Veja bem, eu estava presa no quarto o dia inteiro. Aquela velha e suave neurose que todos tinham de que Trivia iria mandar alguém me matar. A verdade? Trivia provavelmente não queria me matar, já teria feito se quisesse, a bicha era ardiolosa, arrancou uma adaga debaixo da minha cama enquanto eu dormia. Se ela quisesse mesmo, teria cortado minha garganta. 

Com Hermes praticando nado nas chamas flamejantes do inverno, nunca tinha me sentido mais segura. 

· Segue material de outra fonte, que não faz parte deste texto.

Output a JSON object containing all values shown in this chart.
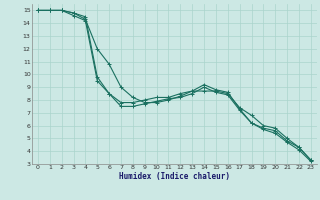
{
  "xlabel": "Humidex (Indice chaleur)",
  "bg_color": "#cce8e4",
  "grid_color": "#aad4cc",
  "line_color": "#1a7060",
  "xlim": [
    -0.5,
    23.5
  ],
  "ylim": [
    3,
    15.5
  ],
  "xticks": [
    0,
    1,
    2,
    3,
    4,
    5,
    6,
    7,
    8,
    9,
    10,
    11,
    12,
    13,
    14,
    15,
    16,
    17,
    18,
    19,
    20,
    21,
    22,
    23
  ],
  "yticks": [
    3,
    4,
    5,
    6,
    7,
    8,
    9,
    10,
    11,
    12,
    13,
    14,
    15
  ],
  "line1_x": [
    0,
    1,
    2,
    3,
    4,
    5,
    6,
    7,
    8,
    9,
    10,
    11,
    12,
    13,
    14,
    15,
    16,
    17,
    18,
    19,
    20,
    21,
    22,
    23
  ],
  "line1_y": [
    15,
    15,
    15,
    14.8,
    14.5,
    9.8,
    8.5,
    7.8,
    7.8,
    8.0,
    8.2,
    8.2,
    8.5,
    8.7,
    9.2,
    8.8,
    8.6,
    7.3,
    6.2,
    5.8,
    5.6,
    4.8,
    4.3,
    3.3
  ],
  "line2_x": [
    0,
    1,
    2,
    3,
    4,
    5,
    6,
    7,
    8,
    9,
    10,
    11,
    12,
    13,
    14,
    15,
    16,
    17,
    18,
    19,
    20,
    21,
    22,
    23
  ],
  "line2_y": [
    15,
    15,
    15,
    14.8,
    14.3,
    12.0,
    10.8,
    9.0,
    8.2,
    7.8,
    7.8,
    8.0,
    8.3,
    8.7,
    8.7,
    8.7,
    8.5,
    7.4,
    6.8,
    6.0,
    5.8,
    5.0,
    4.3,
    3.3
  ],
  "line3_x": [
    0,
    1,
    2,
    3,
    4,
    5,
    6,
    7,
    8,
    9,
    10,
    11,
    12,
    13,
    14,
    15,
    16,
    17,
    18,
    19,
    20,
    21,
    22,
    23
  ],
  "line3_y": [
    15,
    15,
    15,
    14.6,
    14.2,
    9.5,
    8.5,
    7.5,
    7.5,
    7.7,
    7.9,
    8.1,
    8.2,
    8.5,
    9.0,
    8.6,
    8.4,
    7.2,
    6.2,
    5.7,
    5.4,
    4.7,
    4.1,
    3.2
  ]
}
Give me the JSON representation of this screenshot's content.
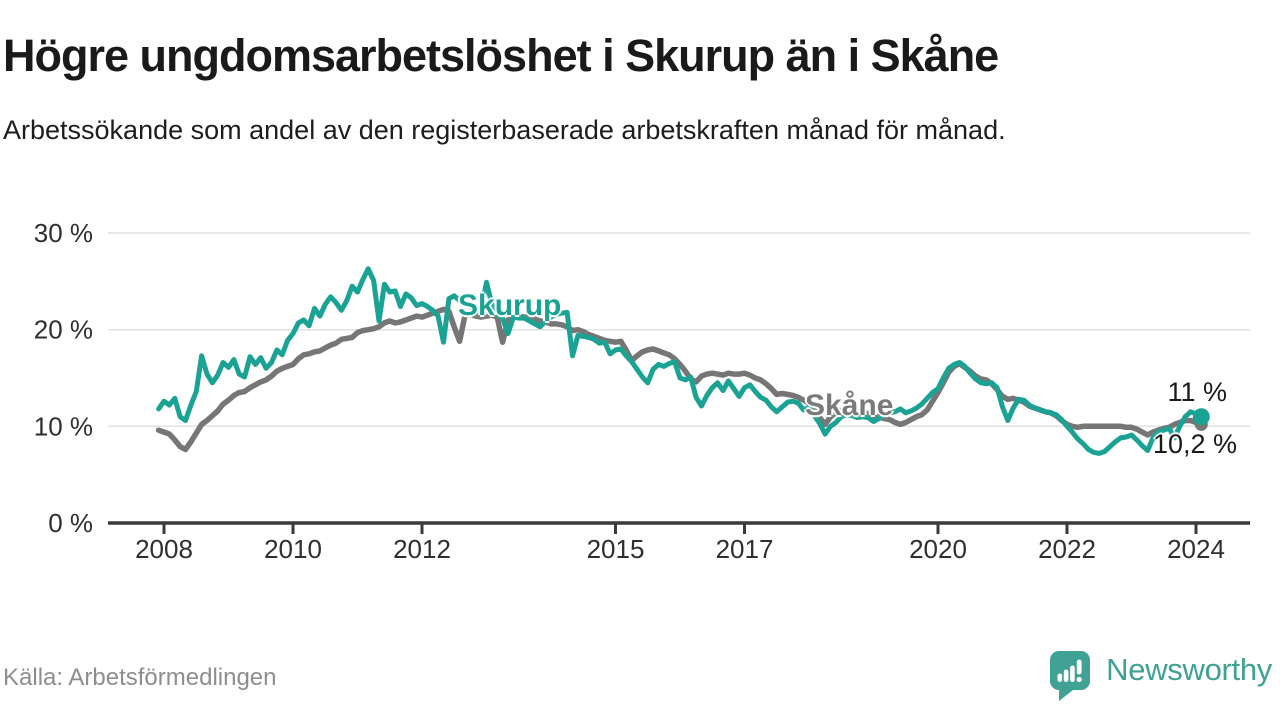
{
  "header": {
    "title": "Högre ungdomsarbetslöshet i Skurup än i Skåne",
    "subtitle": "Arbetssökande som andel av den registerbaserade arbetskraften månad för månad."
  },
  "footer": {
    "source": "Källa: Arbetsförmedlingen",
    "brand": "Newsworthy"
  },
  "colors": {
    "skurup_teal": "#1aa394",
    "skane_gray": "#767676",
    "axis": "#3a3a3a",
    "gridline": "#e2e2e2",
    "text_dark": "#1a1a1a",
    "tick_text": "#2f2f2f",
    "source_text": "#8e8e8e",
    "brand_teal": "#3fa294"
  },
  "chart_data": {
    "type": "line",
    "title": "Högre ungdomsarbetslöshet i Skurup än i Skåne",
    "subtitle": "Arbetssökande som andel av den registerbaserade arbetskraften månad för månad.",
    "unit": "%",
    "grid": "horizontal",
    "legend_position": "inline-labels",
    "x_axis": {
      "range": [
        2007.7,
        2024.7
      ],
      "ticks": [
        {
          "value": 2008,
          "label": "2008"
        },
        {
          "value": 2010,
          "label": "2010"
        },
        {
          "value": 2012,
          "label": "2012"
        },
        {
          "value": 2015,
          "label": "2015"
        },
        {
          "value": 2017,
          "label": "2017"
        },
        {
          "value": 2020,
          "label": "2020"
        },
        {
          "value": 2022,
          "label": "2022"
        },
        {
          "value": 2024,
          "label": "2024"
        }
      ]
    },
    "y_axis": {
      "range": [
        0,
        31
      ],
      "ticks": [
        {
          "value": 0,
          "label": "0 %"
        },
        {
          "value": 10,
          "label": "10 %"
        },
        {
          "value": 20,
          "label": "20 %"
        },
        {
          "value": 30,
          "label": "30 %"
        }
      ]
    },
    "series": [
      {
        "name": "Skurup",
        "color": "#1aa394",
        "end_label": "11 %",
        "end_value": 11.0,
        "start": 2007.9167,
        "step": 0.08333,
        "values": [
          11.8,
          12.6,
          12.2,
          12.9,
          11.0,
          10.6,
          12.2,
          13.6,
          17.3,
          15.4,
          14.5,
          15.3,
          16.6,
          16.1,
          16.9,
          15.4,
          15.1,
          17.2,
          16.4,
          17.1,
          16.0,
          16.6,
          17.9,
          17.4,
          18.9,
          19.6,
          20.7,
          21.0,
          20.4,
          22.2,
          21.4,
          22.6,
          23.4,
          22.8,
          22.0,
          23.0,
          24.5,
          23.9,
          25.2,
          26.3,
          25.1,
          20.9,
          24.7,
          23.9,
          24.0,
          22.4,
          23.7,
          23.3,
          22.5,
          22.7,
          22.4,
          22.0,
          21.4,
          18.7,
          23.2,
          23.5,
          23.0,
          22.6,
          22.4,
          21.8,
          22.0,
          24.9,
          22.6,
          21.6,
          21.2,
          19.6,
          21.3,
          21.2,
          21.2,
          20.9,
          20.6,
          20.3,
          20.9,
          21.3,
          21.6,
          21.7,
          21.8,
          17.3,
          19.4,
          19.3,
          19.2,
          19.0,
          18.6,
          18.7,
          17.5,
          17.9,
          18.0,
          17.3,
          16.7,
          15.9,
          15.1,
          14.5,
          15.9,
          16.4,
          16.2,
          16.5,
          16.7,
          15.0,
          14.8,
          15.1,
          13.0,
          12.1,
          13.2,
          14.0,
          14.5,
          13.7,
          14.7,
          13.9,
          13.1,
          14.0,
          14.3,
          13.6,
          13.0,
          12.7,
          12.0,
          11.5,
          12.0,
          12.5,
          12.6,
          12.4,
          11.7,
          12.0,
          11.1,
          10.3,
          9.2,
          10.0,
          10.4,
          11.0,
          11.2,
          11.1,
          10.9,
          11.0,
          10.9,
          10.5,
          10.8,
          11.3,
          11.4,
          11.5,
          11.8,
          11.4,
          11.6,
          11.9,
          12.3,
          12.9,
          13.5,
          13.9,
          15.0,
          16.0,
          16.4,
          16.6,
          16.2,
          15.5,
          14.9,
          14.5,
          14.4,
          14.5,
          14.0,
          12.0,
          10.6,
          11.9,
          12.8,
          12.7,
          12.2,
          11.9,
          11.7,
          11.5,
          11.4,
          11.2,
          10.7,
          10.0,
          9.4,
          8.7,
          8.2,
          7.6,
          7.3,
          7.2,
          7.4,
          7.9,
          8.4,
          8.8,
          8.9,
          9.1,
          8.6,
          8.0,
          7.5,
          8.8,
          9.4,
          9.6,
          9.8,
          8.8,
          10.0,
          11.0,
          11.5,
          11.3,
          11.0
        ]
      },
      {
        "name": "Skåne",
        "color": "#767676",
        "end_label": "10,2 %",
        "end_value": 10.2,
        "start": 2007.9167,
        "step": 0.08333,
        "values": [
          9.6,
          9.4,
          9.2,
          8.6,
          7.9,
          7.6,
          8.4,
          9.3,
          10.2,
          10.6,
          11.1,
          11.6,
          12.3,
          12.7,
          13.2,
          13.5,
          13.6,
          14.0,
          14.3,
          14.6,
          14.8,
          15.2,
          15.7,
          16.0,
          16.2,
          16.4,
          17.0,
          17.4,
          17.5,
          17.7,
          17.8,
          18.1,
          18.4,
          18.6,
          19.0,
          19.1,
          19.2,
          19.7,
          19.9,
          20.0,
          20.1,
          20.3,
          20.7,
          20.9,
          20.7,
          20.8,
          21.0,
          21.2,
          21.4,
          21.3,
          21.5,
          21.7,
          21.9,
          22.1,
          21.9,
          20.3,
          18.8,
          21.5,
          21.6,
          21.4,
          21.3,
          21.4,
          21.5,
          21.3,
          18.7,
          21.0,
          21.5,
          21.4,
          21.3,
          21.3,
          21.1,
          20.9,
          20.8,
          20.6,
          20.6,
          20.5,
          20.3,
          19.9,
          20.0,
          19.8,
          19.5,
          19.3,
          19.1,
          18.9,
          18.8,
          18.7,
          18.8,
          17.9,
          16.8,
          17.3,
          17.7,
          17.9,
          18.0,
          17.8,
          17.6,
          17.4,
          17.0,
          16.4,
          15.7,
          14.9,
          14.6,
          15.2,
          15.4,
          15.5,
          15.4,
          15.3,
          15.5,
          15.4,
          15.4,
          15.5,
          15.3,
          15.0,
          14.8,
          14.4,
          13.9,
          13.3,
          13.4,
          13.3,
          13.2,
          13.0,
          12.7,
          12.4,
          11.7,
          10.9,
          10.2,
          11.0,
          11.4,
          11.6,
          11.7,
          11.7,
          11.6,
          11.5,
          11.3,
          11.1,
          11.0,
          10.8,
          10.7,
          10.4,
          10.2,
          10.4,
          10.7,
          11.0,
          11.2,
          11.7,
          12.6,
          13.5,
          14.5,
          15.6,
          16.2,
          16.5,
          16.1,
          15.7,
          15.2,
          14.9,
          14.8,
          14.4,
          13.8,
          13.1,
          12.8,
          12.9,
          12.7,
          12.5,
          12.1,
          11.9,
          11.7,
          11.5,
          11.4,
          11.1,
          10.6,
          10.2,
          10.0,
          9.9,
          10.0,
          10.0,
          10.0,
          10.0,
          10.0,
          10.0,
          10.0,
          10.0,
          9.9,
          9.9,
          9.7,
          9.4,
          9.1,
          9.4,
          9.6,
          9.8,
          9.9,
          10.2,
          10.4,
          10.6,
          10.6,
          10.4,
          10.2
        ]
      }
    ]
  }
}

Bom, retomando ao assunto, Vanessa estava espiando Thanatos, no momento, o cara tinha entrado em um shopping e estava jogando aquele joguinho de tiro ao alvo com o namorado.  Não via utilidade em um deus e um descendente de deuses jogarem tirinho. Provavelmente os caras já tinham atirado com metralhadora mesmo. 

Sniper, Vanessa me corrigiu. Como se eu tivesse obrigação de saber essas merdas. 

A ruiva estava em um restaurante do lado oposto, onde dava para ver a entrada e saída do lugar que eles entraram. A pobre Mare que era o teste do dia, estava sentada em um banquinho do shopping, lançando olhares ocasionais para o canto de sniper. A menina estava mais olhando para o celular do que focada em Thanatos. 

Vanessa interpretava isso como um bom sinal, ausência de tentativa de comunicação com o deus da morte. Eu, por outro lado, interpretava isso mais como falta de preocupação com as minhas ordens. 

Então, horas depois, vendo Thanatos saindo de mãozinha dada com o vrykolaka loiro, Vanessa teve a ideia




Descendentes de deuses tinham uma mentalidade muito infantil e territorial, pensei enquanto via Alec e Vanessa se encarando para ver quem ficava com a cadeira na cabeceira da mesa. Era só a merda de uma cadeira e eu só queria jantar no saguão em paz. 

Me encostei no corrimão da escada por um tempo, observando o showzinho.

— Eu sou a mais velha

Alec estralou os dedos e fez chamas negras percorrerem a mão dele. Sim, nós sabíamos que ele era o ser mais forte lá. Que novidade, revirei os olhos. 

— E eu sou a filha de Nix— Empurrei os dois e sentei na maldita cadeira.

Bem, Alec podia ter algum pai divino, mas ele não tinha sido assumido. Então, o direito era meu. 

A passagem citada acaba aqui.